Justin Blau, better known by his DJ name 3LAU, recalls a set he played seven years ago where his friends performed the opening act. At the time, he was sure they would make it big and wished there was an easy way to invest in their band—a band called The Chainsmokers who are today familiar to millions of fans around the world.
Fast forward to 2021 and Blau believes a new technology provides the investing tool he wanted back then. That technology is non-fungible tokens (NFTs), and on Thursday Blau announced he has raised $16 million to launch Royal, a new music platform that will let fans buy NFTs to share in royalties earned by their favorite artists.
If Royal succeeds, it could upend the business model of the music industry and push the fast-evolving world of NFTs into a new frontier.
Marrying music and NFTs
Blau dropped out of business school in his final year to pursue his DJ career, but he remained a student of economics—especially as it related to the music industry. Over the years, the industry has frequently short-changed artists by letting record labels capture most or all of their song royalties, or by paying only a relative pittance for streaming songs.
So when blockchain technology emerged, Blau saw a transformative tool for the industry, one that could let artists keep their royalties while also getting to know their fans like never before.
“I’ve sold millions of tickets, generated billions of streams, but to this day I don’t know who any of those people are,” Blau told Decrypt in an interview, explaining that a blockchain ledger now provides a way to not just identify his fans, but engage with them.
If you own one of my NFTs today,
You’ll get to own rights in my music,
Which also means you’re entitled to cashflows from that music…
Soon.
— ▽ (@3LAU) August 11, 2021
Blau’s not the first to view blockchain as a possible game-changer for the music industry. For years, Microsoft and others have talked up the technology as a way to manage the complex chain of copyrights involved in music and gaming.
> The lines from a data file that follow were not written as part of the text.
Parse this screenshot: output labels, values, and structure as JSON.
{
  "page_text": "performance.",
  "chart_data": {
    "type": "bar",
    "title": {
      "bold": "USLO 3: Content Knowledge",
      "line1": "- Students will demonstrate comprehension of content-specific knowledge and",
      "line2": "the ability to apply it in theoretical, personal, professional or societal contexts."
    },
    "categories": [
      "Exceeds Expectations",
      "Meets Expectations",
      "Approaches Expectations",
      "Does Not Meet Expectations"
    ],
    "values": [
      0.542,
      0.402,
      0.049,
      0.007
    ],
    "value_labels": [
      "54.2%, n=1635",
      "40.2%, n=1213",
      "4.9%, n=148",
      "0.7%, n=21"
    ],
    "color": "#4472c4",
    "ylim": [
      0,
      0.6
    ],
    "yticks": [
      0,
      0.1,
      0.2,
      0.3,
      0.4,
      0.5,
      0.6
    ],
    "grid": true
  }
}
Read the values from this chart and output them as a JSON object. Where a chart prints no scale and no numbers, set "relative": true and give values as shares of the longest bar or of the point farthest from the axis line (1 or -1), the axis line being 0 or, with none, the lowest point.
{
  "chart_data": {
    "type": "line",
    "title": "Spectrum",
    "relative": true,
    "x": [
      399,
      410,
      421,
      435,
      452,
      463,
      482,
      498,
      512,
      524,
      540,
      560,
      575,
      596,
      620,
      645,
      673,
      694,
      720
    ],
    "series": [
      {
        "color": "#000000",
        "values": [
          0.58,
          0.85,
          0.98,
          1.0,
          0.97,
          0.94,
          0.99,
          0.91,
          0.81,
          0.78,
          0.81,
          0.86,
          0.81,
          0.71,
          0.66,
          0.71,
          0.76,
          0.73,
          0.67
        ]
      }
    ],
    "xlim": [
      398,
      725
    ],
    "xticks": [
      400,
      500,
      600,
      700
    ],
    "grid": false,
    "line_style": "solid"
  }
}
But Blau views blockchain’s potential in a different way. Instead of trying to cram the music industry’s tortured legacy of contracts onto the blockchain—a task so large it may be impossible—he thinks it makes more sense for musicians to focus instead on using blockchain to distribute their new songs.
“People say, ‘How do we take this existing fucked up shit and fix it with the blockchain’? You can’t,” Blau says.
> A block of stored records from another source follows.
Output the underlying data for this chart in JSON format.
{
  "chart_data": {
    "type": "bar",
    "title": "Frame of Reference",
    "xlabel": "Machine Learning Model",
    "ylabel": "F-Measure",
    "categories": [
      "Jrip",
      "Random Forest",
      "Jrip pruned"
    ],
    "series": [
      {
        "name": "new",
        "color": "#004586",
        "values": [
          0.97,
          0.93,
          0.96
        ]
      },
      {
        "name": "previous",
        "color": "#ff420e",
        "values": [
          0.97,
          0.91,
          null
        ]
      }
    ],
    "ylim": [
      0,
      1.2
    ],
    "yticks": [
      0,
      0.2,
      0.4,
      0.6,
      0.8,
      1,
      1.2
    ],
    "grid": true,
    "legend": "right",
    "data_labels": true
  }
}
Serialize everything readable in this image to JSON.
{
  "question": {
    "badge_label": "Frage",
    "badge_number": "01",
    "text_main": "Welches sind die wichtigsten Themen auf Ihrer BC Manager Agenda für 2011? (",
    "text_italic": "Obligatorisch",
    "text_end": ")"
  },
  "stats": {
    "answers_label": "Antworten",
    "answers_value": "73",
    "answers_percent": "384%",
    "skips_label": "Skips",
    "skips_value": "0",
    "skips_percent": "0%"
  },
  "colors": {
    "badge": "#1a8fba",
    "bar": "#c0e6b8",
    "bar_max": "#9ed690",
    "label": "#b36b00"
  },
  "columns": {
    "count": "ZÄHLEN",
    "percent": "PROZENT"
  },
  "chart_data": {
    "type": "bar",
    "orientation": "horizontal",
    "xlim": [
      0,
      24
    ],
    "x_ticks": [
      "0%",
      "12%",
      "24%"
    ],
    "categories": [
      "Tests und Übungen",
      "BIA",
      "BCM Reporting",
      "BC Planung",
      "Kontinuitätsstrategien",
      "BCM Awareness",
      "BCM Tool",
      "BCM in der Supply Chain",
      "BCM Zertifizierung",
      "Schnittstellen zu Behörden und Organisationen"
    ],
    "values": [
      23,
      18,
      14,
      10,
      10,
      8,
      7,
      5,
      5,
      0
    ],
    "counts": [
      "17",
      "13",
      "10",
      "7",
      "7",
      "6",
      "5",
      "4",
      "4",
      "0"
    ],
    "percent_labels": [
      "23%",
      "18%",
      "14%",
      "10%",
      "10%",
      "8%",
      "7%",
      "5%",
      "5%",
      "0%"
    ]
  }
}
The advent of NFTs, which offer a unique type of tamper-proof collectibles, provided Blau with a way to put his ideas into practice. In January, he became the first musician to tokenize an album—selling off 33 NFTs tied to the album for a total of $11.6 million.
In doing so, Blau recognized how NFTs are not just a new form of property, but a platform for new types of engagement and experience. This was apparent in how those who purchased NFTs of his album also received a physical vinyl album and the chance to interact with Blau and even the chance to collaborate on a future song.
This notion of wrapping a series of experiences around an NFT has already become commonplace in the world of sports and visual arts, where a token can be akin to a backstage pass or a season ticket. Blau was among the first to realize this could apply to music too.
Since then, other artists including Kings of Leon have rushed to embrace NFT distribution too, while a platform called OneOf has sprung up on the Tezos blockchain to offer NFT collections from the late Whitney Houston and others.
All of this has already caused a considerable stir in the music industry, but Blau views it as just the beginning. He tweeted that Royal “will completely transform the music industry.”
Music as an “investible asset class”
In launching Royal, Blau plans to offer not just a forum for music-related NFTs but a platform that will allow artists and fans to establish long-term economic relationships with each other. While musicians in the past have relied on record labels and other companies to supply them with the capital to sustain their careers, Royal intends to let them seek investments from fans instead.
While Royal is offering few specifics for now, an essay Blau published earlier this year at The Defiant points to what he is envisioning:
“Imagine an NFT that represents 100% ownership of a song or album’s master recording rights. The artist can then issue a DAO token that fractionalizes ownership of a song or album, while maintaining 51% ownership of the total supply,” he wrote in January.
What this likely means in practice is that anyone will be able to purchase NFTs on the Royal platform that give them a partial stake in new songs—a stake that could result in royalty payments at a later date, or that could be sold to another fan or an investor.
This arrangement would be similar to some arrangements in the traditional music industry, where the copyright to a song can be divided up between multiple people. The difference is that selling those rights in the form of an NFT means musicians can sell to a much broader field of investors—especially their own fans—and also use blockchain to effectively track ownership and royalty payments. (This latter part is important given how many contracts in the legacy music industry have been lost or become a subject of legal disputes).
Whatever the specifics of Royal’s big plan, the project is incredibly ambitious and may be difficult to pull off. Blau himself acknowledges that the project will be difficult to scale, but says he will be content at first for the platform to offer only a few dozen songs from a handful of artists, including himself. He added, though, that some of those artists will be big names and serve to drive additional interest and hype in what Royal is building.
Blau is launching Royal with Justin Ross, a successful tech entrepreneur and long-time friend. The $16 million seed round the pair raised was led by Paradigm, the crypto venture capital fund launched by Coinbase co-founder Fred Ehrsam, and from Founders Fund, a well known VC fund.